You are browsing a read-only backup copy of Wikitech. The live site can be found at wikitech.wikimedia.org

Analytics/AQS/Mediarequests

From Wikitech-static
Jump to navigation Jump to search

Definition

The Mediarequest API endpoints provide data on the use of media files across all wikis. This data comes in three form factors:

  • Mediarequests per referrer: daily and monthly aggregation of hits to media files, split by the referrer Referrer means either external, internal, unknown, or any Wikimedia wiki that the resource was requested from.
  • Mediarequests per file: daily and monthly counts of mediarequests for each media file stored in the wiki servers (as long as the count is higher than one).
  • Top files by mediarequests: the most requested media files per referer and per media type.

Media type classification

File types are obtained by parsing the file extension, and then classified according to the following table:

Extensions Media type
svg, png, tiff, tiff, jpeg, jpeg, gif, xcf, webp, bmp image
mp3, ogg, oga, flac, wav, midi, midi audio
webm, ogv video
pdf, djvu, srt, txt document
(all other extensions) other

Limitations

  • The ability of splitting and filtering by referrer is limited to data from May 2019 onward.

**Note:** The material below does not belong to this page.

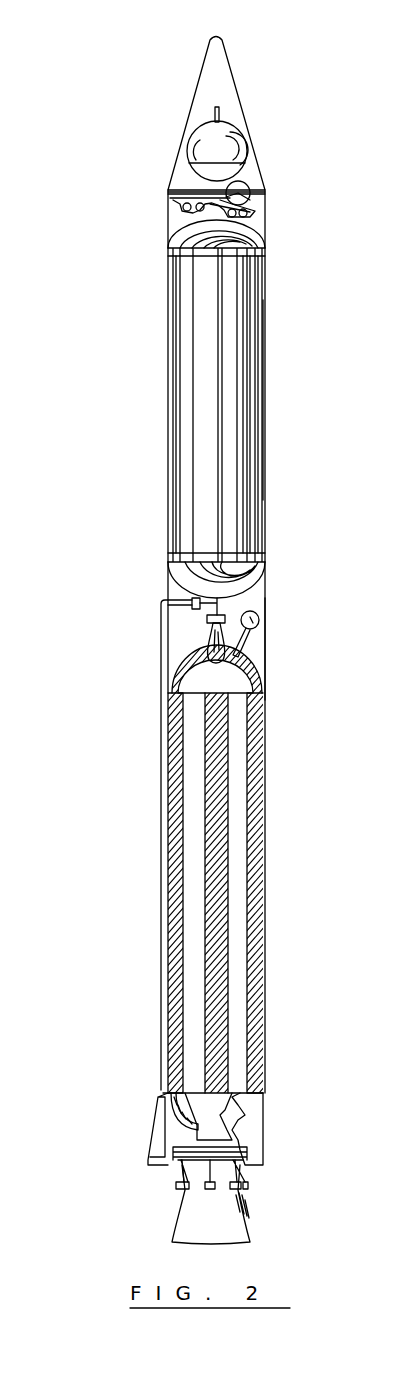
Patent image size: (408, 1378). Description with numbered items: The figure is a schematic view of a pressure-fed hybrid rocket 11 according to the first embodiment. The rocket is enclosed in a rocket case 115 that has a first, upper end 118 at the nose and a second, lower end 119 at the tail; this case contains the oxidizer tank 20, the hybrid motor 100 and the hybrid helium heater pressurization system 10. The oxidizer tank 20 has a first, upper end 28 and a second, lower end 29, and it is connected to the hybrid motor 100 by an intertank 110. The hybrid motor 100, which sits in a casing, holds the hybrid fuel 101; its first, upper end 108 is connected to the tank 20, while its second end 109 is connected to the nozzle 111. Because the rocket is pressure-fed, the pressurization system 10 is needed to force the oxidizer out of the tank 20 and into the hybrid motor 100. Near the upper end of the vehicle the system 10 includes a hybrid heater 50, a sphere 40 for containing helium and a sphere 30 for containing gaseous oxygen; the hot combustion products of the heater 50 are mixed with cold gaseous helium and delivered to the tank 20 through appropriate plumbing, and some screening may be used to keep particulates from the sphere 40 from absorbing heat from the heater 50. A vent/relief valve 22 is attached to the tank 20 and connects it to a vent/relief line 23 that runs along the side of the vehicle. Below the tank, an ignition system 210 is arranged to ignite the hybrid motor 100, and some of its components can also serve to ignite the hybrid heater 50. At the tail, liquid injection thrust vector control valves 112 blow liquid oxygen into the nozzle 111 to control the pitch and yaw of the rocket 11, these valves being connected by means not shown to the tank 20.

Before that, referrer is only split in internal, external, and unknown.
  • The beginning of mediarequest data is the 1st of January 2015.
  • The ability of splitting and filtering by agent type (user, spider) is limited to data from May 2019 onward.
  • About 0.7% of mediarequests are prefetches coming from Media Viewer (more details in Analytics/AQS/Media_metrics)

Quick guide to the endpoints

Definition of each type of parameter referenced in the endpoint templates below:

  • {referer}: where this request came from, one of (all-referers, internal, external, unknown, or the specific wiki where the media was loaded)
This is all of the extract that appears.